Was genau in der Praxis von Christoph Johann am Freitag vor Pfingsten geschah, lässt sich nicht einwandfrei rekonstruieren. Klar ist: Refet Krasnici sucht die Praxis am Holzmarkt in der Altstadt auf, um sich krankschreiben zu lassen. „Mir ging es gar nicht gut“, sagt der zweifache Vater. „Ich hatte Durchfall.“ Eigentlich habe er sich telefonisch krankschreiben lassen wollen. Doch das habe die Praxis abgelehnt. Er müsse in die Praxis kommen.
Das Wartezimmer sei voll gewesen an diesem Tag. „Ich habe über zwei Stunden gewartet“, sagt Krasnici. Dann sei er zur Anmeldung gegangen und habe auf eine baldige Untersuchung gedrängt. „In meinem damaligen Zustand konnte ich wirklich nicht lange im Wartezimmer sitzen.“ Er sei deutlich geworden, sagt Krasnici. „Aber ich war nicht ausfallend und habe niemanden beleidigt.“
Wenige Minuten nach der Unterredung an der Anmeldung sei er dann tatsächlich aufgerufen worden, sagt Refet Krasnici. Christoph Johann habe ihn untersucht und ihm die Arbeitsunfähigkeitsbescheinigung ausgestellt. Dann folgten Worte, mit denen der Patient niemals gerechnet habe. Der Mediziner habe Krasnici gesagt, dass er sich und seiner Familie neue Ärzte suchen solle, dass er ihn künftig nicht mehr behandeln wolle.

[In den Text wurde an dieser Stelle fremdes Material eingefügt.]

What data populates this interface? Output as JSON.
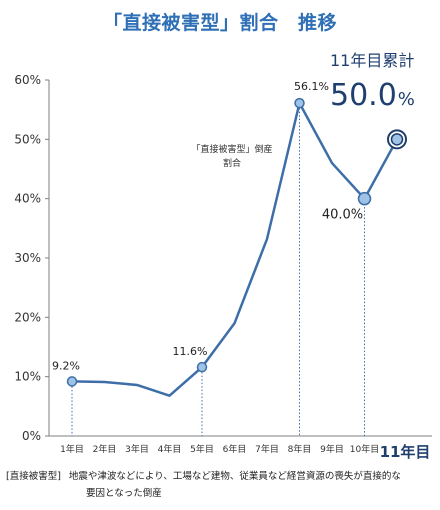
{
  "header": {
    "title": "「直接被害型」割合　推移"
  },
  "cumulative": {
    "label": "11年目累計",
    "value": "50.0",
    "unit": "%"
  },
  "colors": {
    "line": "#3d6ea8",
    "point_fill": "#9ec3e6",
    "title": "#2f6fb5",
    "grid": "#d9d9d9"
  },
  "chart_data": {
    "type": "line",
    "categories": [
      "1年目",
      "2年目",
      "3年目",
      "4年目",
      "5年目",
      "6年目",
      "7年目",
      "8年目",
      "9年目",
      "10年目",
      "11年目"
    ],
    "series": [
      {
        "values": [
          9.2,
          9.1,
          8.6,
          6.8,
          11.6,
          19.0,
          33.2,
          56.1,
          46.0,
          40.0,
          50.0
        ]
      }
    ],
    "y_ticks": [
      "0%",
      "10%",
      "20%",
      "30%",
      "40%",
      "50%",
      "60%"
    ],
    "ylim": [
      0,
      60
    ],
    "grid": false,
    "highlight_indices": [
      0,
      4,
      7,
      9,
      10
    ],
    "data_labels": [
      {
        "index": 0,
        "text": "9.2%"
      },
      {
        "index": 4,
        "text": "11.6%"
      },
      {
        "index": 7,
        "text": "56.1%"
      },
      {
        "index": 9,
        "text": "40.0%"
      }
    ],
    "annotation": {
      "line1": "「直接被害型」倒産",
      "line2": "割合"
    }
  },
  "footnote": {
    "tag": "[直接被害型]",
    "line1": "地震や津波などにより、工場など建物、従業員など経営資源の喪失が直接的な",
    "line2": "要因となった倒産"
  }
}
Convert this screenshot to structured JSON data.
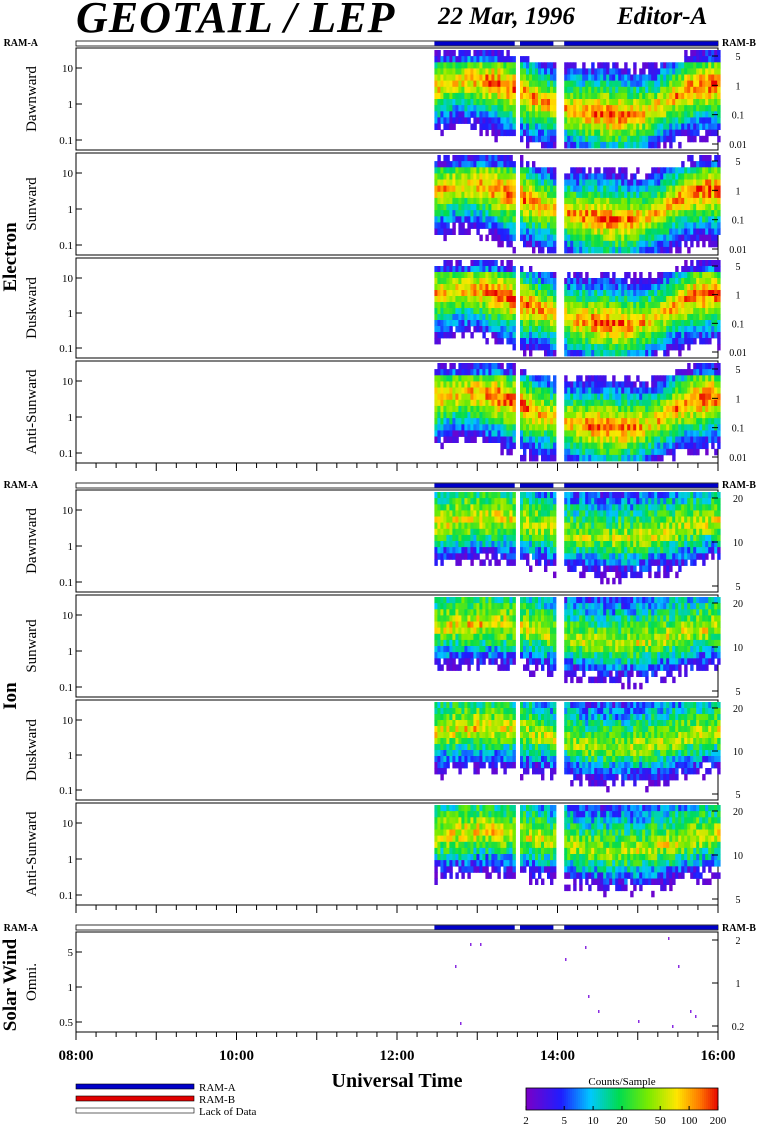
{
  "header": {
    "title": "GEOTAIL / LEP",
    "date": "22 Mar, 1996",
    "editor": "Editor-A"
  },
  "chart_data": {
    "type": "heatmap",
    "xlabel": "Universal Time",
    "x_ticks": [
      "08:00",
      "10:00",
      "12:00",
      "14:00",
      "16:00"
    ],
    "xlim": [
      "08:00",
      "16:00"
    ],
    "data_segments": [
      [
        "12:28",
        "13:28"
      ],
      [
        "13:32",
        "13:57"
      ],
      [
        "14:05",
        "16:00"
      ]
    ],
    "groups": [
      {
        "name": "Electron",
        "ram_a_label": "RAM-A",
        "ram_b_label": "RAM-B",
        "panels": [
          {
            "name": "Dawnward",
            "left_ticks": [
              "10",
              "1",
              "0.1"
            ],
            "right_ticks": [
              "5",
              "1",
              "0.1",
              "0.01"
            ]
          },
          {
            "name": "Sunward",
            "left_ticks": [
              "10",
              "1",
              "0.1"
            ],
            "right_ticks": [
              "5",
              "1",
              "0.1",
              "0.01"
            ]
          },
          {
            "name": "Duskward",
            "left_ticks": [
              "10",
              "1",
              "0.1"
            ],
            "right_ticks": [
              "5",
              "1",
              "0.1",
              "0.01"
            ]
          },
          {
            "name": "Anti-Sunward",
            "left_ticks": [
              "10",
              "1",
              "0.1"
            ],
            "right_ticks": [
              "5",
              "1",
              "0.1",
              "0.01"
            ]
          }
        ]
      },
      {
        "name": "Ion",
        "ram_a_label": "RAM-A",
        "ram_b_label": "RAM-B",
        "panels": [
          {
            "name": "Dawnward",
            "left_ticks": [
              "10",
              "1",
              "0.1"
            ],
            "right_ticks": [
              "20",
              "10",
              "5"
            ]
          },
          {
            "name": "Sunward",
            "left_ticks": [
              "10",
              "1",
              "0.1"
            ],
            "right_ticks": [
              "20",
              "10",
              "5"
            ]
          },
          {
            "name": "Duskward",
            "left_ticks": [
              "10",
              "1",
              "0.1"
            ],
            "right_ticks": [
              "20",
              "10",
              "5"
            ]
          },
          {
            "name": "Anti-Sunward",
            "left_ticks": [
              "10",
              "1",
              "0.1"
            ],
            "right_ticks": [
              "20",
              "10",
              "5"
            ]
          }
        ]
      },
      {
        "name": "Solar Wind",
        "ram_a_label": "RAM-A",
        "ram_b_label": "RAM-B",
        "panels": [
          {
            "name": "Omni.",
            "left_ticks": [
              "5",
              "1",
              "0.5"
            ],
            "right_ticks": [
              "2",
              "1",
              "0.2"
            ]
          }
        ]
      }
    ],
    "legend": {
      "items": [
        {
          "label": "RAM-A",
          "color": "#0000c8"
        },
        {
          "label": "RAM-B",
          "color": "#e00000"
        },
        {
          "label": "Lack of Data",
          "color": "#ffffff"
        }
      ]
    },
    "colorbar": {
      "title": "Counts/Sample",
      "ticks": [
        "2",
        "5",
        "10",
        "20",
        "50",
        "100",
        "200"
      ],
      "range": [
        2,
        200
      ],
      "scale": "log"
    }
  }
}
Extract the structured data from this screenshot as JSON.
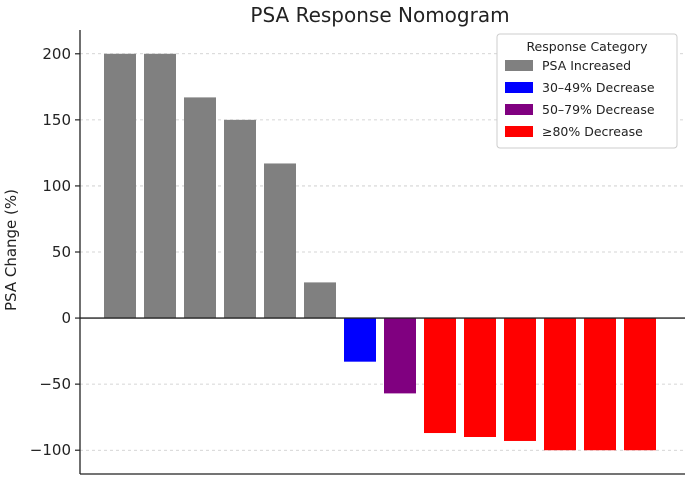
{
  "chart_data": {
    "type": "bar",
    "title": "PSA Response Nomogram",
    "xlabel": "",
    "ylabel": "PSA Change (%)",
    "ylim": [
      -118,
      218
    ],
    "yticks": [
      200,
      150,
      100,
      50,
      0,
      -50,
      -100
    ],
    "grid": "horizontal-dashed",
    "legend_position": "top-right",
    "legend_title": "Response Category",
    "categories_legend": [
      {
        "name": "PSA Increased",
        "color": "#808080"
      },
      {
        "name": "30–49% Decrease",
        "color": "#0000ff"
      },
      {
        "name": "50–79% Decrease",
        "color": "#800080"
      },
      {
        "name": "≥80% Decrease",
        "color": "#ff0000"
      }
    ],
    "values": [
      200,
      200,
      167,
      150,
      117,
      27,
      -33,
      -57,
      -87,
      -90,
      -93,
      -100,
      -100,
      -100
    ],
    "bar_category": [
      "PSA Increased",
      "PSA Increased",
      "PSA Increased",
      "PSA Increased",
      "PSA Increased",
      "PSA Increased",
      "30–49% Decrease",
      "50–79% Decrease",
      "≥80% Decrease",
      "≥80% Decrease",
      "≥80% Decrease",
      "≥80% Decrease",
      "≥80% Decrease",
      "≥80% Decrease"
    ]
  }
}
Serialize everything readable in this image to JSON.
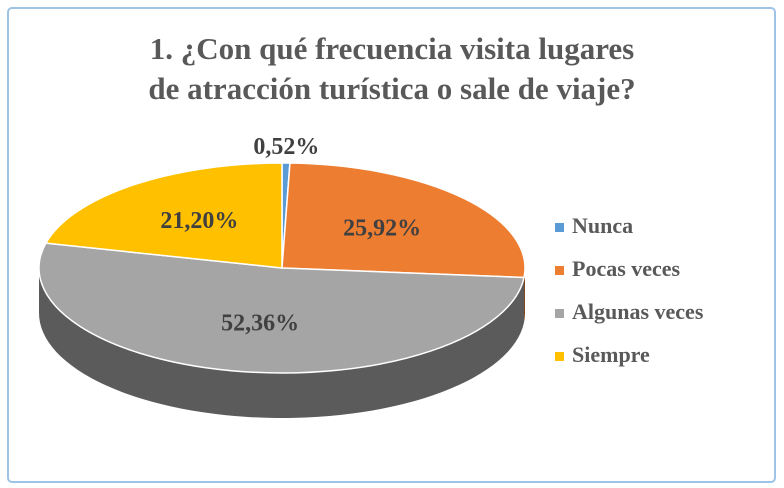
{
  "chart_data": {
    "type": "pie",
    "title": [
      "1. ¿Con qué frecuencia visita lugares",
      "de atracción turística o sale de viaje?"
    ],
    "categories": [
      "Nunca",
      "Pocas veces",
      "Algunas veces",
      "Siempre"
    ],
    "values": [
      0.52,
      25.92,
      52.36,
      21.2
    ],
    "value_labels": [
      "0,52%",
      "25,92%",
      "52,36%",
      "21,20%"
    ],
    "colors": [
      "#5b9bd5",
      "#ed7d31",
      "#a5a5a5",
      "#ffc000"
    ],
    "legend": "right"
  }
}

„Vertrauensverhältnis nicht mehr gegeben“
Christoph Johann will sich zu dem konkreten Fall aus Datenschutzgründen nicht äußern. Er bestätigt jedoch, dass es vorkomme, dass er Patienten einen Arztwechsel empfiehlt. Der Grund sei dabei in der Regel ein rüpelhaftes Auftreten mancher Patienten. Diese Unart habe seit Corona deutlich zugenommen. „Sie glauben gar nicht, was sich unsere Angestellten alles anhören müssen“, sagt Johann. Er müsse seine Mitarbeiterinnen schützen, betont der Mediziner.
Wenn er Patienten einen Arztwechsel nahelege, geschehe dies meistens nach einer Reihe von Vorfällen. „Dann ist das Vertrauensverhältnis einfach nicht mehr gegeben.“ Etwa fünfmal im Jahr komme es vor, dass sich der Praxisinhaber von Patienten auf diesem Wege trenne.
Er sieht keine Alternative, um seine Medizinischen Fachangestellten zu schützen – und damit auch den Fortbestand seiner Praxis zu gewährleisten. Denn: „Wir haben einen massiven Fachkräftemangel. Ich kann es mir nicht leisten, dass Mitarbeiterinnen wegen des zusätzlichen Stresses durch solche Patienten krank werden oder ganz hinschmeißen. Wir lassen eine Menge durchgehen, aber wir müssen auch eine rote Linie ziehen.“

Diese Linie sieht Christoph Johann bei Refet Krasnici ganz offenbar überschritten, wobei der Mediziner betont: „Eine akute Behandlung lehnen wir natürlich nie ab.“
Die Ärztekammer Westfalen-Lippe mit Sitz in Münster erklärt dazu: „Ärzte können Patienten aus Kapazitätsgründen oder etwa, wenn es zwischenmenschlich nicht funktioniert und keine Vertrauensbasis vorhanden ist, ablehnen.“ Eine Ausnahme seien Notfälle.
Refet Krasnici sieht nun ein Problem vor allem für seine zwei Kinder. Und bald werden es drei sein, denn seine Frau ist schwanger. „Versuchen Sie heute mal, einen neuen Kinderarzt zu finden.“ Viele Kinderarztpraxen sind hoffnungslos überlastet. Manche nehmen gar keine neuen Patienten auf oder nur Geschwisterkinder.
Bislang war der Nachwuchs beim Kinderarzt in derselben Praxis am Holzmarkt in Behandlung. Krasnici hofft, dass zumindest die Kinder in Behandlung bleiben können.
Hinweis der Redaktion: Dieser Artikel erschien ursprünglich am 29. Mai 2024.